His voice had become tight. He drank half his whiskey. Greta felt an unease crawling over her.
“They helped to drag it over. It was making such a noise I thought the farmer would come running…kind of hoped he would, but he didn’t. So I managed to get it to the edge of that fucking cliff, and I swear it must have sensed what was going to happen because it started shaking. ‘Go on’ my mates were saying, ‘do it’. So I give the wretched thing a shove.
“It looked up at me before it fell, eye to eye. And then it went, limbs flailing all over the place, off the edge of the cliff. God, Greta, it made this noise, this horrid, guttural bleating, almost a scream, if sheep scream. I can’t forget it.
“The next day we passed the corpse on our way home.”
He downed the rest of the whiskey and frowned. Greta had put her hand over her mouth in disgust, but she moved it and looked at her wine glass as he focused on her.
Neither of them spoke, until Will, composing himself, gave a little laugh.

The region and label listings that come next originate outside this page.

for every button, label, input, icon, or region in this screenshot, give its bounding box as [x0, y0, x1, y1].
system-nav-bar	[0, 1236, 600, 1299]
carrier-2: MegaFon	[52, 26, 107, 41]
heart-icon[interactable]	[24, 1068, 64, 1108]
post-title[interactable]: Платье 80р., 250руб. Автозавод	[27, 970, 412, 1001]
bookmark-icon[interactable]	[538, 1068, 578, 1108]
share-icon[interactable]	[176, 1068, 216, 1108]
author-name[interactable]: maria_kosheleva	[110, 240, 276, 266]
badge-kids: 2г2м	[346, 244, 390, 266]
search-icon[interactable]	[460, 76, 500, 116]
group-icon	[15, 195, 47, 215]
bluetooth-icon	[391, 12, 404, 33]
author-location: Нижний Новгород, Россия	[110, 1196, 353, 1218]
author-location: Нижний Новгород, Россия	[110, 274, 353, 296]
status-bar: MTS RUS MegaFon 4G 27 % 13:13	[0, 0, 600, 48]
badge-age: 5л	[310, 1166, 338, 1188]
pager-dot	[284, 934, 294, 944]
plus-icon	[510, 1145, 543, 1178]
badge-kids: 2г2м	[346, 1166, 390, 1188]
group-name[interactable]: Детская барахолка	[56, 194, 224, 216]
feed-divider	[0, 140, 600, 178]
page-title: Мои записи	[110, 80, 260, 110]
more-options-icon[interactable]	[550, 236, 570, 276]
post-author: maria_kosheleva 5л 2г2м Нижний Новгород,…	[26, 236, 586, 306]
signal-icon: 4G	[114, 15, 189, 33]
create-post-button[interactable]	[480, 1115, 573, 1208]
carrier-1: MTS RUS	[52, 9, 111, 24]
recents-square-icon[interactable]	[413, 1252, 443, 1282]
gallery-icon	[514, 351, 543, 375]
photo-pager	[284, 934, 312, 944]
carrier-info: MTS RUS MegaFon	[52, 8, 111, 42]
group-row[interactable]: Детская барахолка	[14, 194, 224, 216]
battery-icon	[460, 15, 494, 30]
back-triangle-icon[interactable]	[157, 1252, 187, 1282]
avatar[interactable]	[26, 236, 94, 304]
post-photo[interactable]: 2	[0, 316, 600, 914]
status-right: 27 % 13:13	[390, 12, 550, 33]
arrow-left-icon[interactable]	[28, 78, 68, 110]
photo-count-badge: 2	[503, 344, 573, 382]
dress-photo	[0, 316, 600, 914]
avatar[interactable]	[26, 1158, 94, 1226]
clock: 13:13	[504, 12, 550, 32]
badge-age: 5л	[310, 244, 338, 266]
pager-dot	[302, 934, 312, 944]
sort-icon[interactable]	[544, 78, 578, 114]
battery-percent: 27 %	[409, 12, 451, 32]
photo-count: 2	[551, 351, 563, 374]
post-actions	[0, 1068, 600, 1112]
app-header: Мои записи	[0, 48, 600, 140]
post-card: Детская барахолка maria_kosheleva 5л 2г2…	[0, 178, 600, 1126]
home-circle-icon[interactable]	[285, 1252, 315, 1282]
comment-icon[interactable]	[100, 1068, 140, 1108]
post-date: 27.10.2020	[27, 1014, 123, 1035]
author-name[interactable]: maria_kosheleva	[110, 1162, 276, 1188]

“Do you think I’m a weirdo now?”
It was the kind of funny story you told your friends after you dumped someone. The boyfriend that had a thing with sheep. But she couldn’t dump Will, not over this.
“No, of course not.”
They ambled around the market town, Will putting on an air of joviality that was unwarranted by the over-priced, unfriendly market stalls, before lunching in a quaint tea room. It felt as though the dynamic had changed, though, and both of them knew it – as if Will was no longer the urban-loving aesthetist, as he had pretended to be, but was something else and now that she knew there was an assumption between them that he had betrayed her and she had a right to be off with him.
They returned to the hotel for dinner and then, in the king-sized bed in their boutique hotel room, he loomed above her, trying to make love as he had done the day before. But she found she could think of nothing but the sheep – the poor lamb he had chucked to its slaughter.
Afterwards, as she lay in his arms, she cursed herself, repeated the line in her head: ‘it was only a sheep’, but she had the sinking feeling that on Monday morning she would be logging onto Match.com again.